Fortunately for them and you, most of those items are not your real enemy (yet) and can wait to be addressed. There are things far more heinous that could be hiding inside the walls, foundation and other dark corners.
We connected with a number of insightful veterans from the real estate and banking community who were willing to bestow upon you their wisdom. If you’re thinking of a new home (or even if you’re not), bookmark this page. This stuff could save you time, money and maybe even your life.
Forget about color swatches. Shell out the money to have a professional look closely at the home’s electrical system and how it’s installed. Fifty-seven percent of home fires are caused by faulty electrics. Make sure the house is up to date with safety standards required by the National Electrical Code.
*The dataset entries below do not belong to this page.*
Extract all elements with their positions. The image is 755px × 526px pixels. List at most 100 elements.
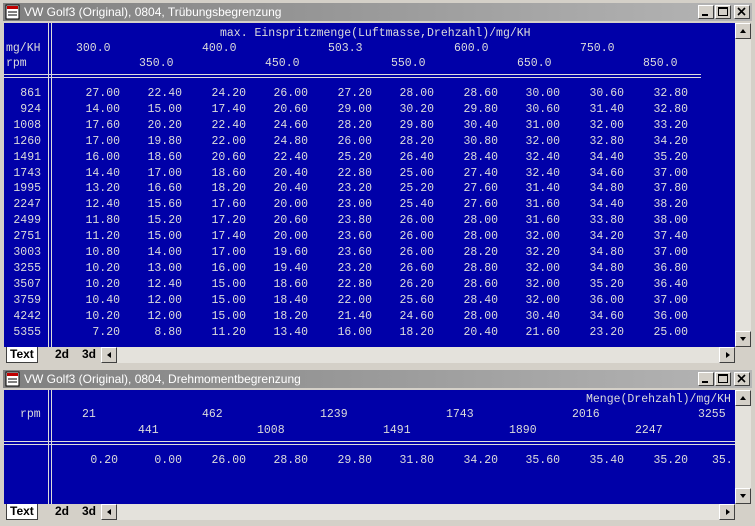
value-cell[interactable]: 28.60	[463, 278, 498, 291]
value-cell[interactable]: 11.20	[211, 326, 246, 339]
value-cell[interactable]: 28.40	[463, 294, 498, 307]
scroll-up-button[interactable]	[735, 23, 751, 39]
value-cell[interactable]: 32.00	[525, 230, 560, 243]
value-cell[interactable]: 38.00	[653, 214, 688, 227]
scroll-left-button[interactable]	[101, 347, 117, 363]
value-cell[interactable]: 25.00	[653, 326, 688, 339]
value-cell[interactable]: 17.00	[211, 246, 246, 259]
map-table-view[interactable]: Menge(Drehzahl)/mg/KH rpm 21 462 1239 17…	[4, 390, 735, 504]
tab-3d[interactable]: 3d	[79, 347, 99, 363]
value-cell[interactable]: 24.80	[273, 135, 308, 148]
minimize-button[interactable]	[698, 5, 714, 19]
value-cell[interactable]: 17.60	[211, 198, 246, 211]
value-cell[interactable]: 0.00	[154, 454, 182, 467]
value-cell[interactable]: 16.60	[147, 182, 182, 195]
value-cell[interactable]: 26.00	[337, 135, 372, 148]
value-cell[interactable]: 17.40	[211, 230, 246, 243]
value-cell[interactable]: 37.40	[653, 230, 688, 243]
value-cell[interactable]: 29.80	[399, 119, 434, 132]
vertical-scrollbar[interactable]	[735, 23, 751, 347]
value-cell[interactable]: 27.20	[337, 87, 372, 100]
value-cell[interactable]: 27.60	[463, 182, 498, 195]
horizontal-scrollbar[interactable]	[101, 347, 735, 363]
value-cell[interactable]: 32.80	[653, 87, 688, 100]
value-cell[interactable]: 22.00	[337, 294, 372, 307]
value-cell[interactable]: 25.00	[399, 167, 434, 180]
value-cell[interactable]: 15.20	[147, 214, 182, 227]
value-cell[interactable]: 36.00	[653, 310, 688, 323]
value-cell[interactable]: 37.00	[653, 167, 688, 180]
value-cell[interactable]: 25.60	[399, 294, 434, 307]
value-cell[interactable]: 34.20	[589, 230, 624, 243]
value-cell[interactable]: 8.80	[154, 326, 182, 339]
value-cell[interactable]: 25.20	[399, 182, 434, 195]
value-cell[interactable]: 35.40	[589, 454, 624, 467]
value-cell[interactable]: 35.60	[525, 454, 560, 467]
value-cell[interactable]: 32.20	[525, 246, 560, 259]
value-cell[interactable]: 23.00	[337, 198, 372, 211]
map-table-view[interactable]: max. Einspritzmenge(Luftmasse,Drehzahl)/…	[4, 23, 735, 347]
value-cell[interactable]: 25.20	[337, 151, 372, 164]
value-cell[interactable]: 17.60	[85, 119, 120, 132]
scroll-up-button[interactable]	[735, 390, 751, 406]
value-cell[interactable]: 35.20	[653, 151, 688, 164]
value-cell[interactable]: 35.20	[653, 454, 688, 467]
value-cell[interactable]: 10.20	[85, 278, 120, 291]
scroll-right-button[interactable]	[719, 347, 735, 363]
value-cell[interactable]: 21.60	[525, 326, 560, 339]
value-cell[interactable]: 26.40	[399, 151, 434, 164]
value-cell[interactable]: 29.00	[337, 103, 372, 116]
value-cell[interactable]: 23.60	[337, 230, 372, 243]
value-cell[interactable]: 15.60	[147, 198, 182, 211]
value-cell[interactable]: 34.60	[589, 167, 624, 180]
value-cell[interactable]: 34.80	[589, 262, 624, 275]
value-cell[interactable]: 37.00	[653, 246, 688, 259]
value-cell[interactable]: 24.60	[399, 310, 434, 323]
value-cell[interactable]: 26.00	[273, 87, 308, 100]
value-cell[interactable]: 29.80	[463, 103, 498, 116]
value-cell[interactable]: 25.40	[399, 198, 434, 211]
scroll-down-button[interactable]	[735, 331, 751, 347]
value-cell[interactable]: 22.40	[211, 119, 246, 132]
scroll-down-button[interactable]	[735, 488, 751, 504]
value-cell[interactable]: 34.80	[589, 246, 624, 259]
value-cell[interactable]: 28.00	[463, 310, 498, 323]
value-cell[interactable]: 19.40	[273, 262, 308, 275]
value-cell[interactable]: 13.40	[273, 326, 308, 339]
value-cell[interactable]: 14.00	[85, 103, 120, 116]
value-cell[interactable]: 14.00	[147, 246, 182, 259]
value-cell[interactable]: 35.20	[589, 278, 624, 291]
value-cell[interactable]: 28.00	[463, 230, 498, 243]
value-cell[interactable]: 20.40	[273, 182, 308, 195]
value-cell[interactable]: 16.00	[337, 326, 372, 339]
value-cell[interactable]: 28.00	[399, 87, 434, 100]
value-cell[interactable]: 13.20	[85, 182, 120, 195]
value-cell[interactable]: 11.80	[85, 214, 120, 227]
value-cell[interactable]: 37.00	[653, 294, 688, 307]
value-cell[interactable]: 28.00	[463, 214, 498, 227]
value-cell[interactable]: 23.20	[589, 326, 624, 339]
value-cell[interactable]: 15.00	[147, 230, 182, 243]
value-cell[interactable]: 31.40	[525, 182, 560, 195]
value-cell[interactable]: 10.20	[85, 310, 120, 323]
value-cell[interactable]: 26.00	[399, 230, 434, 243]
value-cell[interactable]: 33.80	[589, 214, 624, 227]
value-cell[interactable]: 20.20	[147, 119, 182, 132]
value-cell[interactable]: 7.20	[92, 326, 120, 339]
value-cell[interactable]: 10.80	[85, 246, 120, 259]
value-cell[interactable]: 34.40	[589, 198, 624, 211]
value-cell[interactable]: 20.60	[273, 103, 308, 116]
value-cell[interactable]: 34.20	[653, 135, 688, 148]
value-cell[interactable]: 22.40	[273, 151, 308, 164]
value-cell[interactable]: 21.40	[337, 310, 372, 323]
value-cell[interactable]: 27.60	[463, 198, 498, 211]
value-cell[interactable]: 18.20	[273, 310, 308, 323]
value-cell[interactable]: 28.80	[463, 262, 498, 275]
close-button[interactable]	[734, 5, 750, 19]
close-button[interactable]	[734, 372, 750, 386]
value-cell[interactable]: 19.80	[147, 135, 182, 148]
value-cell[interactable]: 30.60	[525, 103, 560, 116]
window-titlebar[interactable]: VW Golf3 (Original), 0804, Drehmomentbeg…	[3, 370, 752, 388]
value-cell[interactable]: 32.40	[525, 167, 560, 180]
value-cell[interactable]: 32.00	[525, 278, 560, 291]
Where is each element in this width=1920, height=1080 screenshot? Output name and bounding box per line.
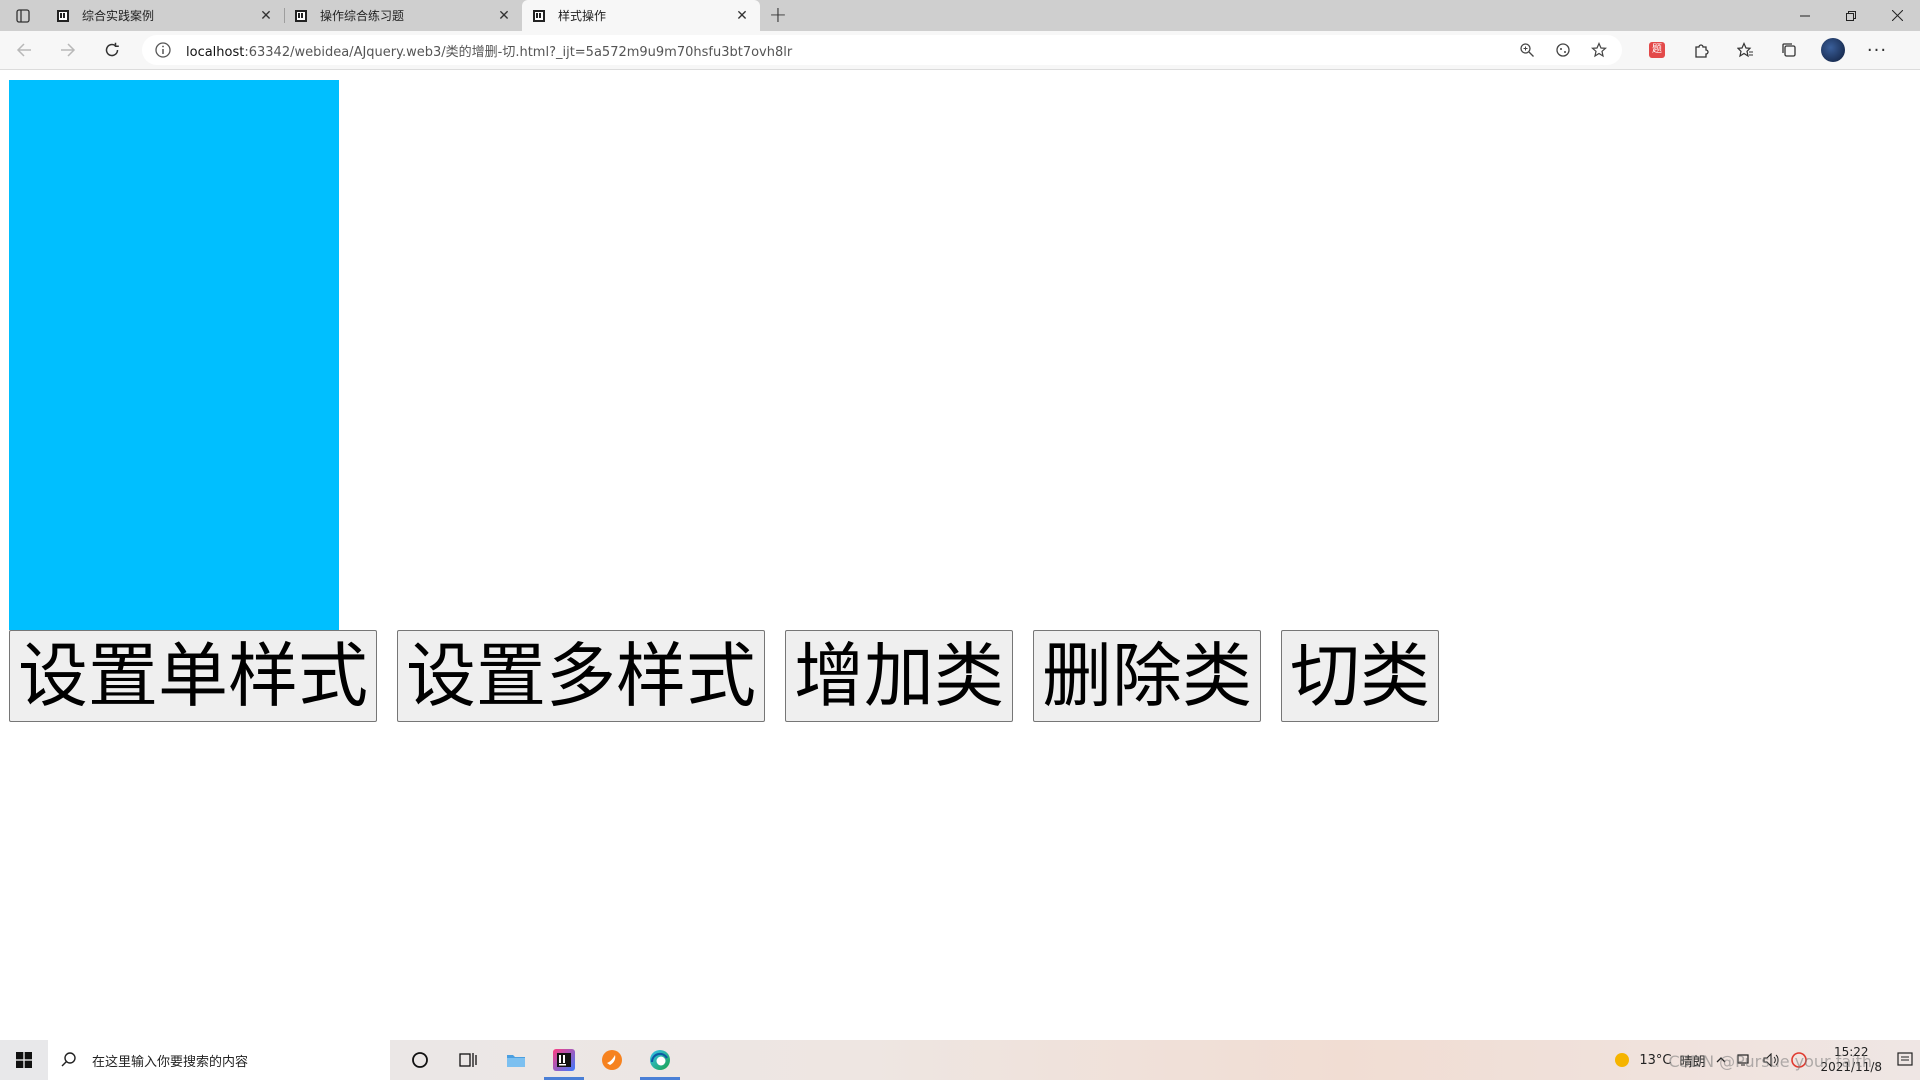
url-path: :63342/webidea/AJquery.web3/类的增删-切.html?… bbox=[244, 44, 793, 60]
cortana-button[interactable] bbox=[396, 1040, 444, 1080]
notification-icon bbox=[1897, 1052, 1913, 1066]
edge-icon bbox=[650, 1050, 670, 1070]
refresh-icon bbox=[105, 42, 119, 57]
close-icon[interactable]: ✕ bbox=[496, 8, 512, 24]
refresh-button[interactable] bbox=[92, 34, 132, 66]
close-window-button[interactable] bbox=[1874, 0, 1920, 31]
cookie-icon bbox=[1556, 43, 1570, 57]
url-text[interactable]: localhost:63342/webidea/AJquery.web3/类的增… bbox=[186, 41, 1508, 60]
arrow-left-icon bbox=[16, 43, 31, 57]
edge-button[interactable] bbox=[636, 1040, 684, 1080]
tab-title: 样式操作 bbox=[558, 9, 607, 23]
extension-badge-icon: 题 bbox=[1649, 42, 1665, 58]
intellij-icon bbox=[553, 1049, 575, 1071]
windows-taskbar: 在这里输入你要搜索的内容 13°C 晴朗 15:22 2021/11/8 CSD… bbox=[0, 1040, 1920, 1080]
button-row: 设置单样式 设置多样式 增加类 删除类 切类 bbox=[9, 630, 1439, 722]
start-button[interactable] bbox=[0, 1040, 48, 1080]
folder-icon bbox=[507, 1055, 525, 1067]
close-icon[interactable]: ✕ bbox=[258, 8, 274, 24]
new-tab-button[interactable]: + bbox=[760, 0, 796, 31]
address-bar-icons bbox=[1516, 39, 1610, 61]
set-multi-style-button[interactable]: 设置多样式 bbox=[397, 630, 765, 722]
restore-icon bbox=[1846, 10, 1856, 21]
intellij-favicon-icon bbox=[295, 9, 307, 22]
search-placeholder: 在这里输入你要搜索的内容 bbox=[92, 1054, 249, 1070]
page-viewport: 设置单样式 设置多样式 增加类 删除类 切类 bbox=[0, 71, 1920, 1040]
arrow-right-icon bbox=[61, 43, 76, 57]
tab-actions-icon bbox=[16, 8, 30, 23]
file-explorer-button[interactable] bbox=[492, 1040, 540, 1080]
set-single-style-button[interactable]: 设置单样式 bbox=[9, 630, 377, 722]
weather-temp: 13°C bbox=[1639, 1052, 1672, 1068]
minimize-icon bbox=[1800, 15, 1810, 16]
task-view-icon bbox=[459, 1053, 477, 1067]
zoom-button[interactable] bbox=[1516, 39, 1538, 61]
tracking-prevention-button[interactable] bbox=[1552, 39, 1574, 61]
profile-button[interactable] bbox=[1818, 35, 1848, 65]
avatar bbox=[1821, 38, 1845, 62]
close-icon[interactable]: ✕ bbox=[734, 8, 750, 24]
sun-icon bbox=[1615, 1053, 1630, 1067]
styled-box bbox=[9, 80, 339, 630]
taskbar-search[interactable]: 在这里输入你要搜索的内容 bbox=[48, 1040, 390, 1080]
extensions-button[interactable] bbox=[1686, 35, 1716, 65]
zoom-icon bbox=[1520, 43, 1534, 57]
favorites-icon bbox=[1736, 42, 1753, 58]
close-icon bbox=[1891, 10, 1903, 21]
window-controls bbox=[1782, 0, 1920, 31]
tab-2[interactable]: 操作综合练习题 ✕ bbox=[284, 0, 522, 31]
tab-title: 综合实践案例 bbox=[82, 9, 155, 23]
notification-center-button[interactable] bbox=[1890, 1040, 1920, 1080]
browser-window: 综合实践案例 ✕ 操作综合练习题 ✕ 样式操作 ✕ + localhost:63… bbox=[0, 0, 1920, 1080]
windows-logo-icon bbox=[16, 1052, 32, 1068]
url-host: localhost bbox=[186, 44, 245, 60]
favorites-button[interactable] bbox=[1730, 35, 1760, 65]
intellij-favicon-icon bbox=[533, 9, 545, 22]
address-bar[interactable]: localhost:63342/webidea/AJquery.web3/类的增… bbox=[142, 35, 1622, 65]
tab-actions-button[interactable] bbox=[0, 0, 46, 31]
add-class-button[interactable]: 增加类 bbox=[785, 630, 1013, 722]
toggle-class-button[interactable]: 切类 bbox=[1281, 630, 1439, 722]
add-favorite-button[interactable] bbox=[1588, 39, 1610, 61]
orange-app-button[interactable] bbox=[588, 1040, 636, 1080]
watermark-text: CSDN @Pursue your faith bbox=[1668, 1052, 1872, 1071]
search-icon bbox=[61, 1052, 76, 1067]
tab-title: 操作综合练习题 bbox=[320, 9, 405, 23]
orange-app-icon bbox=[602, 1050, 622, 1070]
intellij-button[interactable] bbox=[540, 1040, 588, 1080]
info-icon[interactable] bbox=[154, 41, 172, 59]
more-icon: ··· bbox=[1866, 39, 1888, 61]
back-button[interactable] bbox=[4, 34, 44, 66]
remove-class-button[interactable]: 删除类 bbox=[1033, 630, 1261, 722]
collections-button[interactable] bbox=[1774, 35, 1804, 65]
collections-icon bbox=[1782, 43, 1796, 57]
intellij-favicon-icon bbox=[57, 9, 69, 22]
browser-toolbar: localhost:63342/webidea/AJquery.web3/类的增… bbox=[0, 31, 1920, 70]
forward-button[interactable] bbox=[48, 34, 88, 66]
taskbar-apps bbox=[396, 1040, 684, 1080]
system-tray: 13°C 晴朗 15:22 2021/11/8 CSDN @Pursue you… bbox=[1608, 1040, 1920, 1080]
task-view-button[interactable] bbox=[444, 1040, 492, 1080]
puzzle-icon bbox=[1695, 44, 1709, 58]
cortana-icon bbox=[412, 1052, 428, 1068]
extension-button[interactable]: 题 bbox=[1642, 35, 1672, 65]
tab-strip: 综合实践案例 ✕ 操作综合练习题 ✕ 样式操作 ✕ + bbox=[0, 0, 1920, 31]
restore-button[interactable] bbox=[1828, 0, 1874, 31]
settings-more-button[interactable]: ··· bbox=[1862, 35, 1892, 65]
tab-1[interactable]: 综合实践案例 ✕ bbox=[46, 0, 284, 31]
minimize-button[interactable] bbox=[1782, 0, 1828, 31]
tab-3-active[interactable]: 样式操作 ✕ bbox=[522, 0, 760, 31]
star-add-icon bbox=[1591, 42, 1607, 58]
toolbar-icons: 题 ··· bbox=[1642, 35, 1892, 65]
Plumbing takes a serious bashing...daily. Know what you’re signing up for early. Septic or municipal sewer system? Lead pipes? Hot water heater? Understanding the pipes that keep your house running smoothly can save you major expenses later.
Look high and low for any sign of mold, mildew or musty smells. All of these could point to larger piping, ventilation, water leakage or even foundation issues. Look in cabinets, beneath sinks, and around the tile in bathrooms for those troublesome spots.
The highs and lows of weather can easily be tamed with the right machinery. Heating systems and AC units will be Dr. Jekyll and Mr. Hyde on the reg. You never know which side you’ll meet. When the first heat wave hits, don’t get caught with your shirt off and ice down your pants.
Make sure your appliances work for you, not the other way around. Word on the street is that most big appliances last 10 to 15 years, i.e., refrigerators, ovens, washer/dryers. Plan accordingly so awkward Craigslist encounters can be avoided indefinitely.
Having a roof over your head is the fundamental reason for buying a house. If said house is lacking in what literally gives you shelter, you have a problem. Roofs run anywhere from $300 for reparations to $12,000 for brand-spanking new.
And they can be hella expensive. Like with most things in life, asking a few questions will get you moving. According to the U.S. Census Bureau, the average household spends $2,197 on property taxes a year. They are real, not a monster that your parents made up to scare you.
Floods, fires, tornadoes, hurricanes and epic snowstorms can and will happen, it’s been proven time and again. The least you can do is check if your snow blower needs an upgrade. Be prepared, do research on the house’s history, and carry homeowners insurance to cover any unforeseen issues.
Keep in mind that cosmetic mistakes and color schemes can be updated at your leisure, it’s the bones and core components that you need to be most concerned about. So keep this list close and hire a professional inspector, because shelling out for the “big money things” that make a house tick is not an ideal way to start life in a new home.